Cumartesi Anneleri 1021’inci haftada: Siyasi makamlara sesleniyoruz; vazgeçmeyeceğiz

Gözaltında kaybedilen yakınlarının akıbetini sormak ve faillerin yargılanması talebiyle 1995 yılından bu yana İstanbul Taksim’deki Galatasaray Meydanı’nda oturma eylemi yapan Cumartesi Anneleri, 1021. hafta eylemlerinde, 19 Ekim 1995 tarihinde İstanbul’daki evinin önünde silahlı ve telsizli 3 şahıs tarafından beyaz Renault bir araçla kaçırılarak gözaltında kaybedilen Fehmi Tosun’un akıbetini sordu.

Galatasaray Meydanı’nda bir araya gelen kayıp yakınlarının bu haftaki açıklamasını Sebla Arcan okudu. Açıklamada şu ifadelere yer verildi: “Fehmi Tosun, 19 Ekim 1995 sabahı yakın arkadaşı Hüseyin Aydemir ile birlikte Avcılar’daki evinde kahvaltı etti.
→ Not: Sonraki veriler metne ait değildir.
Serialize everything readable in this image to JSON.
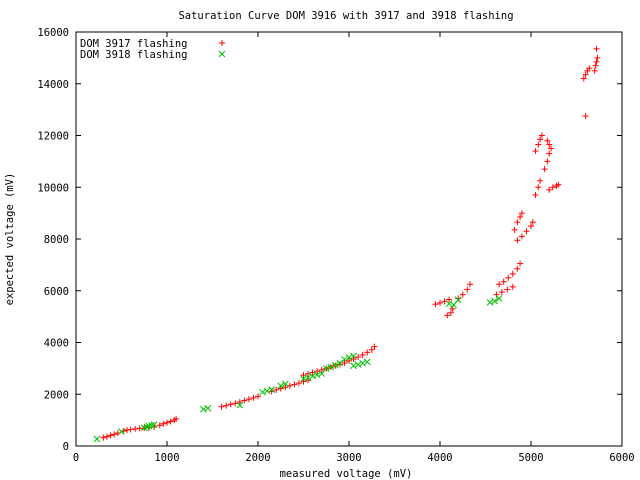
{
  "chart_data": {
    "type": "scatter",
    "title": "Saturation Curve DOM 3916 with 3917 and 3918 flashing",
    "xlabel": "measured voltage (mV)",
    "ylabel": "expected voltage (mV)",
    "xlim": [
      0,
      6000
    ],
    "ylim": [
      0,
      16000
    ],
    "xticks": [
      0,
      1000,
      2000,
      3000,
      4000,
      5000,
      6000
    ],
    "yticks": [
      0,
      2000,
      4000,
      6000,
      8000,
      10000,
      12000,
      14000,
      16000
    ],
    "grid": false,
    "legend_position": "top-left",
    "series": [
      {
        "name": "DOM 3917 flashing",
        "marker": "plus",
        "color": "#ff0000",
        "points": [
          [
            300,
            320
          ],
          [
            340,
            360
          ],
          [
            380,
            410
          ],
          [
            420,
            450
          ],
          [
            460,
            500
          ],
          [
            520,
            580
          ],
          [
            560,
            620
          ],
          [
            600,
            640
          ],
          [
            650,
            660
          ],
          [
            700,
            680
          ],
          [
            750,
            690
          ],
          [
            800,
            700
          ],
          [
            860,
            740
          ],
          [
            920,
            800
          ],
          [
            960,
            860
          ],
          [
            1000,
            900
          ],
          [
            1040,
            950
          ],
          [
            1080,
            1000
          ],
          [
            1100,
            1050
          ],
          [
            1600,
            1520
          ],
          [
            1650,
            1560
          ],
          [
            1700,
            1610
          ],
          [
            1750,
            1650
          ],
          [
            1800,
            1700
          ],
          [
            1850,
            1760
          ],
          [
            1900,
            1810
          ],
          [
            1950,
            1860
          ],
          [
            2000,
            1920
          ],
          [
            2150,
            2110
          ],
          [
            2200,
            2170
          ],
          [
            2250,
            2220
          ],
          [
            2300,
            2270
          ],
          [
            2350,
            2330
          ],
          [
            2400,
            2380
          ],
          [
            2450,
            2430
          ],
          [
            2500,
            2490
          ],
          [
            2550,
            2540
          ],
          [
            2500,
            2740
          ],
          [
            2550,
            2790
          ],
          [
            2600,
            2840
          ],
          [
            2650,
            2890
          ],
          [
            2700,
            2940
          ],
          [
            2750,
            2990
          ],
          [
            2800,
            3050
          ],
          [
            2850,
            3100
          ],
          [
            2900,
            3150
          ],
          [
            2950,
            3210
          ],
          [
            3000,
            3290
          ],
          [
            3050,
            3360
          ],
          [
            3100,
            3440
          ],
          [
            3150,
            3520
          ],
          [
            3200,
            3620
          ],
          [
            3250,
            3720
          ],
          [
            3280,
            3840
          ],
          [
            3950,
            5480
          ],
          [
            4000,
            5530
          ],
          [
            4050,
            5590
          ],
          [
            4100,
            5660
          ],
          [
            4080,
            5050
          ],
          [
            4120,
            5150
          ],
          [
            4140,
            5300
          ],
          [
            4200,
            5700
          ],
          [
            4250,
            5850
          ],
          [
            4300,
            6050
          ],
          [
            4330,
            6250
          ],
          [
            4650,
            6250
          ],
          [
            4700,
            6350
          ],
          [
            4750,
            6500
          ],
          [
            4800,
            6650
          ],
          [
            4850,
            6850
          ],
          [
            4880,
            7050
          ],
          [
            4620,
            5850
          ],
          [
            4680,
            5950
          ],
          [
            4740,
            6050
          ],
          [
            4800,
            6150
          ],
          [
            4820,
            8350
          ],
          [
            4850,
            8650
          ],
          [
            4880,
            8850
          ],
          [
            4900,
            9000
          ],
          [
            4850,
            7950
          ],
          [
            4900,
            8100
          ],
          [
            4950,
            8300
          ],
          [
            5000,
            8500
          ],
          [
            5020,
            8650
          ],
          [
            5050,
            9700
          ],
          [
            5080,
            10000
          ],
          [
            5100,
            10250
          ],
          [
            5050,
            11400
          ],
          [
            5080,
            11650
          ],
          [
            5100,
            11850
          ],
          [
            5120,
            12000
          ],
          [
            5150,
            10700
          ],
          [
            5180,
            11000
          ],
          [
            5200,
            11300
          ],
          [
            5220,
            11500
          ],
          [
            5180,
            11800
          ],
          [
            5200,
            11650
          ],
          [
            5200,
            9900
          ],
          [
            5240,
            10000
          ],
          [
            5280,
            10050
          ],
          [
            5300,
            10100
          ],
          [
            5580,
            14200
          ],
          [
            5600,
            14350
          ],
          [
            5620,
            14500
          ],
          [
            5640,
            14600
          ],
          [
            5600,
            12750
          ],
          [
            5700,
            14500
          ],
          [
            5710,
            14700
          ],
          [
            5720,
            14850
          ],
          [
            5730,
            15000
          ],
          [
            5720,
            15350
          ]
        ]
      },
      {
        "name": "DOM 3918 flashing",
        "marker": "cross",
        "color": "#00c000",
        "points": [
          [
            230,
            270
          ],
          [
            500,
            560
          ],
          [
            750,
            700
          ],
          [
            780,
            740
          ],
          [
            800,
            770
          ],
          [
            830,
            800
          ],
          [
            860,
            820
          ],
          [
            1400,
            1420
          ],
          [
            1450,
            1460
          ],
          [
            1800,
            1580
          ],
          [
            2050,
            2080
          ],
          [
            2100,
            2130
          ],
          [
            2150,
            2180
          ],
          [
            2250,
            2330
          ],
          [
            2300,
            2400
          ],
          [
            2500,
            2600
          ],
          [
            2550,
            2650
          ],
          [
            2600,
            2700
          ],
          [
            2650,
            2750
          ],
          [
            2700,
            2800
          ],
          [
            2750,
            2990
          ],
          [
            2800,
            3050
          ],
          [
            2850,
            3120
          ],
          [
            2900,
            3200
          ],
          [
            2950,
            3350
          ],
          [
            3000,
            3420
          ],
          [
            3050,
            3480
          ],
          [
            3050,
            3100
          ],
          [
            3100,
            3150
          ],
          [
            3150,
            3200
          ],
          [
            3200,
            3250
          ],
          [
            4100,
            5500
          ],
          [
            4150,
            5450
          ],
          [
            4200,
            5650
          ],
          [
            4550,
            5550
          ],
          [
            4600,
            5600
          ],
          [
            4650,
            5700
          ]
        ]
      }
    ]
  }
}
Kahvaltı sonrası, iki arkadaş birlikte evden ayrıldı ve bir daha geri dönemedi.

Fehmi Tosun, aynı günün akşamında, silahlı, telsizli, sivil giysili üç kiş tarafından 34 UD 597 plakalı beyaz Renault marka bir araçla evinin önüne getirildi. Bu kişilerle birlikte evin bahçesine doğru ilerlerken, kendisini gören eşi ve çocuklarına “Beni öldürecekler!” diye bağırdı. Onlar yanına koşunca Fehmi Tosun zorla araca bindirilerek götürüldü.

Hanım Tosun, hemen Avcılar Karakolu’na giderek eşinin kaçırıldığını bildirdi. Eşini kaçıran aracın plakasını verdi ve duruma müdahale edilmesini istedi. Ancak, polisler, plakayı kontrol ettikten ve bazı telefon görüşmeleri yaptıktan sonra ‘Bizim yapacağımız bir şey yok’ diyerek olaya müdahale etmediler.”

Açıklamanın devamında, Hanım Tosun ve İnsan Hakları Derneği’nin tüm yasal yollara başvurarak, olayı hükümetin ilgili birimlerine ve kamuoyunun gündemine taşıdığı bilgisi verildi. Ancak, Fehmi Tosun’un gözaltına alındığı inkar edildi ve kendisinden bir daha haber alınamadı.

Yapılan açıklamanın devamı şöyle:

“İç hukuk yollarından sonuç alamayan aile, AİHM’e başvurdu. 2003 yılında sonuçlanan davada, hükümet AİHM’e verdiği savunmada ‘Hükümetimiz, Fehmi Tosun’un kaybolması olayının meydana gelmesinden dolayı üzgündür. Bir kimsenin kaybolması olayı hakkındaki soruşturmanın eksik yapılmasının, Avrupa İnsan Hakları Sözleşmesi’nin 2. maddesinin ihlalini oluşturduğu kabul edilmektedir’ dedi.”